"Und Tschüss..." heißt es schlicht auf dem wohl politischsten Motto-Wagen des Düsseldorfer Rosenmontagszugs. Er zeigt den zurückgetretenen Bundespräsidenten Christian Wulff als abgestürzten und gerupften Bundesadler, in dessen Nest ein leicht angeknackstes Ei mit der Aufschrift "Gauck" liegt. Im Kölner närrischen Lindwurm zieht der deutsche Michel vor einem Kaufhaus "Vorteilsnahme" einen auf Kleinkind-Format geschrumpften Wulff aus einem viel zu großen Präsidentenanzug. Und die Mainzer Narren zeigen Wulff schwer lädiert, k.o. geschlagen und ausgezählt in der rechten Ecke eines Boxrings.
Bei immer wieder durchbrechendem Sonnenschein wurden die Rosenmontagszüge in den närrischen Hochburgen an Rhein und Main von Millionen verkleideter Jecken an den Straßenrändern bejubelt. Euro-Krise, schwächelnde FDP, Rechtsradikalismus, der sogenannte arabische Frühling und der iranische Staatspräsident Ahmadinedschad wurden auf den Motto-Wagen aufs Korn genommen. So zeigt ein Wagen in Düsseldorf einen großen rosafarbenen Schmetterling mit dem Namen "Arabischer Frühling", auf seinen Flügeln prangen die Ziele "Demokratie", "Freiheit" und "Menschenrechte". Doch eine riesige Kröte in der grünen Farbe des Propheten hat schon ihre "Islamisierungs-Zunge" nach ihm ausgestreckt.
Bundeskanzlerin Angela Merkel (CDU) war in Düsseldorf gleich auf mehreren Wagen vertreten - etwa, wie sie sich auf einem Tandem abstrampelt, hinter ihr auf dem zweiten Sattel ein blau-gelbes Skelett mit FDP-Schal. Ein anderer Festwagen zeigt die Kanzlerin als Lokomotivführerin eines Zuges mit der Aufschrift "Deutsche Wirtschaft". Während die Lok des "Transeuropa-Express" unter Dampf ist, schlagen aus den angehängten Wagen mit den Flaggen Frankreichs, Italiens und Spaniens die Flammen lichterloh.
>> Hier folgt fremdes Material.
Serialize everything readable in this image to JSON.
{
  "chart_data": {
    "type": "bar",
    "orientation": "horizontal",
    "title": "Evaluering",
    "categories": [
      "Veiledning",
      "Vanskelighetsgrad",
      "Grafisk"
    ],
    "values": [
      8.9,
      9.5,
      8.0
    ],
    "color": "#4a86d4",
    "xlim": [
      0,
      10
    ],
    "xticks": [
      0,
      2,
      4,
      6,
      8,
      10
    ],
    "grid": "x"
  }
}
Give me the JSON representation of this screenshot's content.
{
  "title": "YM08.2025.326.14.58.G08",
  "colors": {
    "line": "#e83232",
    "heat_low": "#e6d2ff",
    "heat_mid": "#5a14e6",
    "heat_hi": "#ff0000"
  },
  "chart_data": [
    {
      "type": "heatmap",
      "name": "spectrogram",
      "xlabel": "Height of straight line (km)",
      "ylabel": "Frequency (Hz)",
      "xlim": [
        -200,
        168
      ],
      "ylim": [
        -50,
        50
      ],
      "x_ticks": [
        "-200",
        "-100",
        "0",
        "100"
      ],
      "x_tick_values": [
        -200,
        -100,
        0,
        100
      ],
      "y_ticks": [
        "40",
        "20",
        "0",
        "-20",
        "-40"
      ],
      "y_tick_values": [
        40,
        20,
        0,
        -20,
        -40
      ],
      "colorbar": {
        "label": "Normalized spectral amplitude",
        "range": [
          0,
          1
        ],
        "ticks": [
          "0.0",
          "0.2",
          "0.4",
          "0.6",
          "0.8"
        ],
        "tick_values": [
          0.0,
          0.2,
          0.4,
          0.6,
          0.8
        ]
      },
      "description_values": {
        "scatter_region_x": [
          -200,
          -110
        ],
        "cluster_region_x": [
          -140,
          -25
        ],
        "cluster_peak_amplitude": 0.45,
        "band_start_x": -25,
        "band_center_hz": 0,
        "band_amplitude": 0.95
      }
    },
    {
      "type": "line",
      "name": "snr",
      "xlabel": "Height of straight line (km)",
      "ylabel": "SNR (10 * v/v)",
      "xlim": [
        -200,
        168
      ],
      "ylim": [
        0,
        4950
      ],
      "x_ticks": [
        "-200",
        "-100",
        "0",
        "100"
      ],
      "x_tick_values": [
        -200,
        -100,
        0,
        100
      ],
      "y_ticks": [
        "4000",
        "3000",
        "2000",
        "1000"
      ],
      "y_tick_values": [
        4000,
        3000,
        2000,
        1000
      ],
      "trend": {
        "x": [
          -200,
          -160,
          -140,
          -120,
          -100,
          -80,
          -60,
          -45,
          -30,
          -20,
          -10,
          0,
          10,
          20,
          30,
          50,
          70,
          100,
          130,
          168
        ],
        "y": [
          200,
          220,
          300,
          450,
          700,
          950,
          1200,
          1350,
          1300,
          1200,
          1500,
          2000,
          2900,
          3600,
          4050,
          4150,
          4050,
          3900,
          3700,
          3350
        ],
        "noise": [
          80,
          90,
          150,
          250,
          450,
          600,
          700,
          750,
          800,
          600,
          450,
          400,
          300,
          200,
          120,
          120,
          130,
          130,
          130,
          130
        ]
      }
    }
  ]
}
"Merkozy"-Tätowierung auf dem Arm
Ein anderer Wagen zeigt Merkel als Tänzerin über der EU-Flagge mit einem riesigen rosaroten Euro-Rettungsschirm-Rock. Auch die enge Verbundenheit mit dem französischen Staatspräsidenten Nicolas Sarkozy nehmen die Jecken in Düsseldorf auf die Schippe. Eine kräftige Merkel zieht den zierlichen Sarkozy an ihre Brust. Auf ihrem Oberarm prangt die Tätowierung "Merkozy".
Das ungleiche Regierungsgespann aus Merkel-Rösler bekommt in der Domstadt sein Fett ab. Die stattliche Merkel hält den blau-gelben FDP-Pinscher mit dem Gesicht des Parteichefs an der Leine. Dahinter drohen Dominosteine der anstehenden Landtagswahlen in diesem Jahr und der Bundestagswahl 2013 mit Prozentzahlen der Liberalen ineinander zu kippen.
Die Kölner Jecken haben das soziale Netzwerk "Facebook" als riesige Spinne dargestellt, die ihre unzähligen Mitglieder als "Opfer" einwickelt, um ihnen später ihre Daten auszusaugen. Der im vergangenen Jahr verstorbene Humorist Vicco von Bülow alias Loriot wird von den Jecken dagegen geehrt. Petrus versperrt Loriot den Weg in den Himmel und sagt in Anspielung an eine berühmte Badewannen-Szene des Humoristen: "Die Ente bleibt draußen."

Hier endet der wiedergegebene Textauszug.